Bent Road - Lori Roy [107]
“After I took Mother’s quilt to Julianne, I didn’t go again.” Mary Robison lays back her head and closes her eyes. “What with the weather blowing in. I worried about how long I’d be gone. Things get dusty so quickly.”
Ruth swallows. The floor is uneven underfoot, and the front door seems to slip away. She coughs into a closed fist and walks across the room, sidestepping the coffee table.
“I’ll call Arthur in,” she says. “Maybe he can get the heat going.”
“Orville, he never went. Couldn’t bring himself to it.”
“Arthur,” Ruth says. “I’ll get Arthur. He’s right outside.”
Mary lifts her head. “I threw away those nasty feed sacks. Orville left her and only I took care.”
The front door opens slowly and Aunt Ruth slips outside. She stops at the top of the stairs, grabs onto her big stomach with both hands and hurries toward the car. Daddy doesn’t look up until he hears her footsteps on the sidewalk. Then he throws open the door and jumps out. Aunt Ruth meets Daddy at the front of the truck, grabbing his arms, leaning on him. Daddy turns toward the house and, holding Aunt Ruth by the arm, he walks her to the truck and helps her inside.
“You two sit tight,” Daddy says as Aunt Ruth crawls into the truck. “I’ll go see about Mary.”
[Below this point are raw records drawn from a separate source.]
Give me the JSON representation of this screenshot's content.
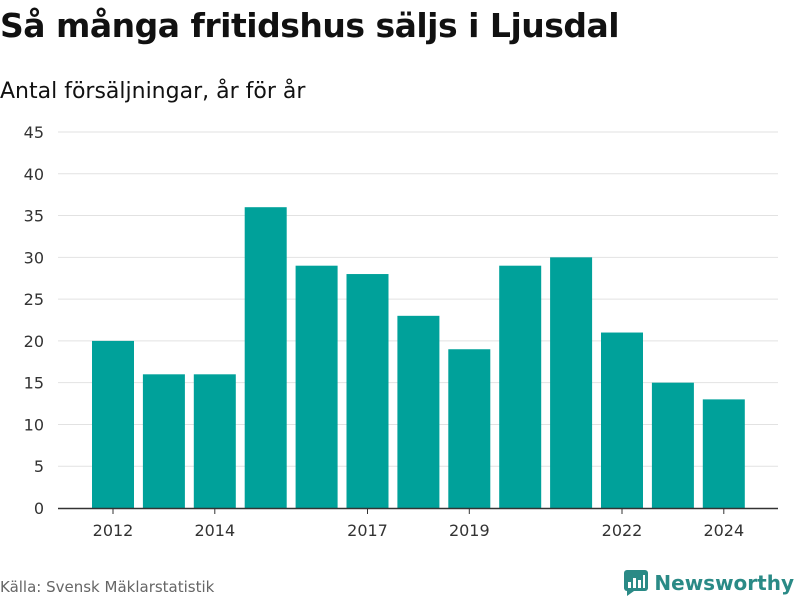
{
  "title": "Så många fritidshus säljs i Ljusdal",
  "subtitle": "Antal försäljningar, år för år",
  "source": "Källa: Svensk Mäklarstatistik",
  "brand": "Newsworthy",
  "colors": {
    "bar": "#00a19a",
    "grid": "#e2e2e2",
    "axis": "#333333",
    "brand": "#2a8a86"
  },
  "chart_data": {
    "type": "bar",
    "categories": [
      "2012",
      "2013",
      "2014",
      "2015",
      "2016",
      "2017",
      "2018",
      "2019",
      "2020",
      "2021",
      "2022",
      "2023",
      "2024"
    ],
    "values": [
      20,
      16,
      16,
      36,
      29,
      28,
      23,
      19,
      29,
      30,
      21,
      15,
      13
    ],
    "x_tick_labels": [
      "2012",
      "2014",
      "2017",
      "2019",
      "2022",
      "2024"
    ],
    "y_ticks": [
      0,
      5,
      10,
      15,
      20,
      25,
      30,
      35,
      40,
      45
    ],
    "ylim": [
      0,
      45
    ],
    "grid": true,
    "title": "Så många fritidshus säljs i Ljusdal",
    "subtitle": "Antal försäljningar, år för år",
    "xlabel": "",
    "ylabel": ""
  }
}
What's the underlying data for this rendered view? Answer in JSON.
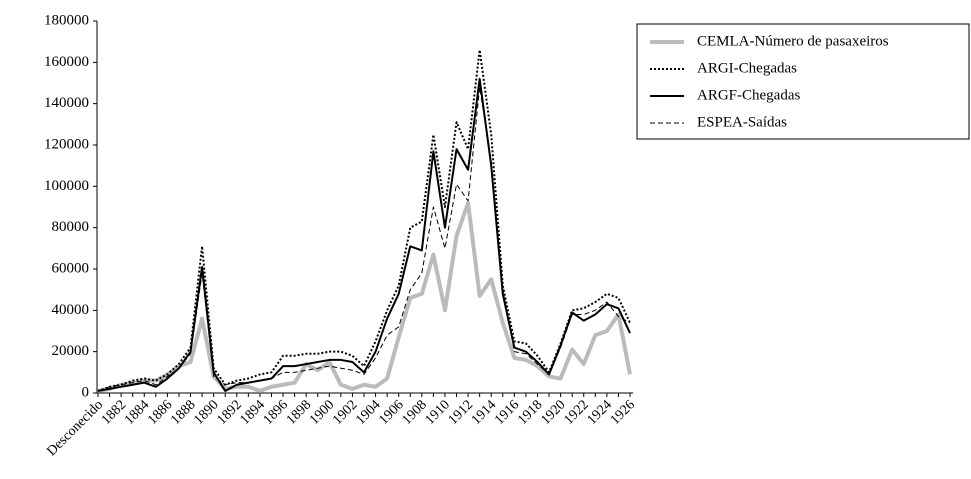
{
  "chart_data": {
    "type": "line",
    "categories": [
      "Desconecido",
      null,
      "1882",
      null,
      "1884",
      null,
      "1886",
      null,
      "1888",
      null,
      "1890",
      null,
      "1892",
      null,
      "1894",
      null,
      "1896",
      null,
      "1898",
      null,
      "1900",
      null,
      "1902",
      null,
      "1904",
      null,
      "1906",
      null,
      "1908",
      null,
      "1910",
      null,
      "1912",
      null,
      "1914",
      null,
      "1916",
      null,
      "1918",
      null,
      "1920",
      null,
      "1922",
      null,
      "1924",
      null,
      "1926"
    ],
    "series": [
      {
        "name": "CEMLA-Número de pasaxeiros",
        "color": "#bbbbbb",
        "width": 4,
        "dash": "none",
        "values": [
          1000,
          2000,
          4000,
          5000,
          6000,
          6000,
          9000,
          13000,
          15000,
          36000,
          8000,
          2000,
          3000,
          3000,
          1000,
          3000,
          4000,
          5000,
          14000,
          11000,
          15000,
          4000,
          2000,
          4000,
          3000,
          7000,
          27000,
          46000,
          48000,
          67000,
          40000,
          76000,
          92000,
          47000,
          55000,
          34000,
          17000,
          16000,
          13000,
          8000,
          7000,
          21000,
          14000,
          28000,
          30000,
          38000,
          9000
        ]
      },
      {
        "name": "ARGI-Chegadas",
        "color": "#000000",
        "width": 2,
        "dash": "2,2",
        "values": [
          1000,
          3000,
          4000,
          6000,
          7000,
          6000,
          9000,
          14000,
          22000,
          71000,
          12000,
          4000,
          6000,
          7000,
          9000,
          10000,
          18000,
          18000,
          19000,
          19000,
          20000,
          20000,
          18000,
          13000,
          25000,
          40000,
          52000,
          80000,
          83000,
          125000,
          90000,
          131000,
          118000,
          166000,
          125000,
          52000,
          25000,
          24000,
          18000,
          10000,
          24000,
          40000,
          41000,
          44000,
          48000,
          46000,
          34000
        ]
      },
      {
        "name": "ARGF-Chegadas",
        "color": "#000000",
        "width": 2,
        "dash": "none",
        "values": [
          1000,
          2000,
          3000,
          4000,
          5000,
          3000,
          7000,
          12000,
          20000,
          61000,
          10000,
          1000,
          4000,
          5000,
          6000,
          7000,
          13000,
          13000,
          14000,
          15000,
          16000,
          16000,
          15000,
          10000,
          20000,
          36000,
          48000,
          71000,
          69000,
          117000,
          80000,
          118000,
          108000,
          152000,
          110000,
          48000,
          22000,
          20000,
          15000,
          9000,
          23000,
          39000,
          35000,
          38000,
          43000,
          41000,
          29000
        ]
      },
      {
        "name": "ESPEA-Saídas",
        "color": "#000000",
        "width": 1,
        "dash": "5,3",
        "values": [
          1000,
          3000,
          4000,
          5000,
          6000,
          4000,
          8000,
          12000,
          19000,
          58000,
          8000,
          4000,
          5000,
          5000,
          6000,
          7000,
          10000,
          10000,
          11000,
          12000,
          13000,
          12000,
          11000,
          9000,
          17000,
          28000,
          32000,
          50000,
          58000,
          90000,
          70000,
          101000,
          93000,
          148000,
          112000,
          50000,
          20000,
          19000,
          14000,
          9000,
          22000,
          38000,
          38000,
          40000,
          44000,
          37000,
          34000
        ]
      }
    ],
    "ylim": [
      0,
      180000
    ],
    "yticks": [
      0,
      20000,
      40000,
      60000,
      80000,
      100000,
      120000,
      140000,
      160000,
      180000
    ],
    "legend": "top-right"
  }
}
Cold air sticks to Aunt Ruth and she smells like ice and snow.
“We’ll be fine,” she says, scooting closer to Evie, her knees bobbing up and down. “Just fine. Your daddy will be right back.”
Evie scoots away, toward the spot behind the steering wheel, while Aunt Ruth watches Daddy walk up the stairs and onto Mrs. Robison’s porch.
Hoping the red truck will drive past again, Evie says, “Did Aunt Eve die because her baby came out too early?”
“Where did you hear that, sweet pea?”
The sunlight bouncing off the white snow makes Evie squint. “I heard you all at Julianne’s funeral. Will yours come out too early?”
Evie used to worry that Aunt Ruth would have a baby who was blue like Ian’s baby sister and that they’d have to put her in the oven. Maybe the baby would wake up and cry. Maybe not. Maybe she’d die. Maybe Aunt Ruth will die, too.
“No, Evie,” Aunt Ruth says. Her knees stop bobbing and she crosses her mittens on her lap. “I hope not.”
Up on the Robisons’ front porch, Daddy knocks on the door and pushes it open. Straight ahead, at the end of the street, the red truck is there again, rolling across the intersection. And then it is gone.
Chapter 31
Celia stands at her kitchen sink, her back to the conversation going on at the table, and dries the last dish from an early supper. Outside the window, as dusk falls, the light bouncing off the snow is gray. On the back porch, Jonathon is prying the wood from the window that Ray broke so he can lay in the new glass. Elaine is in her room, waiting for him to finish. Celia startles each time his hammer slams down. If only he would stop, for a moment at least, she could catch her breath. A piece of wood falls and clatters across the porch. Celia leans against the sink, and Arthur talks on, over the noise.
He called Floyd Bigler from Mary Robison’s living room, relit her heater, and while they waited for the sheriff, Mary told Arthur that she had visited the house to tidy up for Julianne who lay dead there since summer. Mary had shined the windows with vinegar-water and swept the corners. Before the weather turned, she laid a new white quilt over Julianne because the house carried a terrible chill. It didn’t seem right to bury the girl. That’s what Orville did at first. He wrapped her in feed sacks and buried her on Norbert Brewster’s land. But Julianne was too lovely, too tender, and when she was dead, first dead, still too beautiful to be buried. So Mary dug her up, carried her inside the old house, and tucked her in tight. When the sheriff arrived, she retold the same story.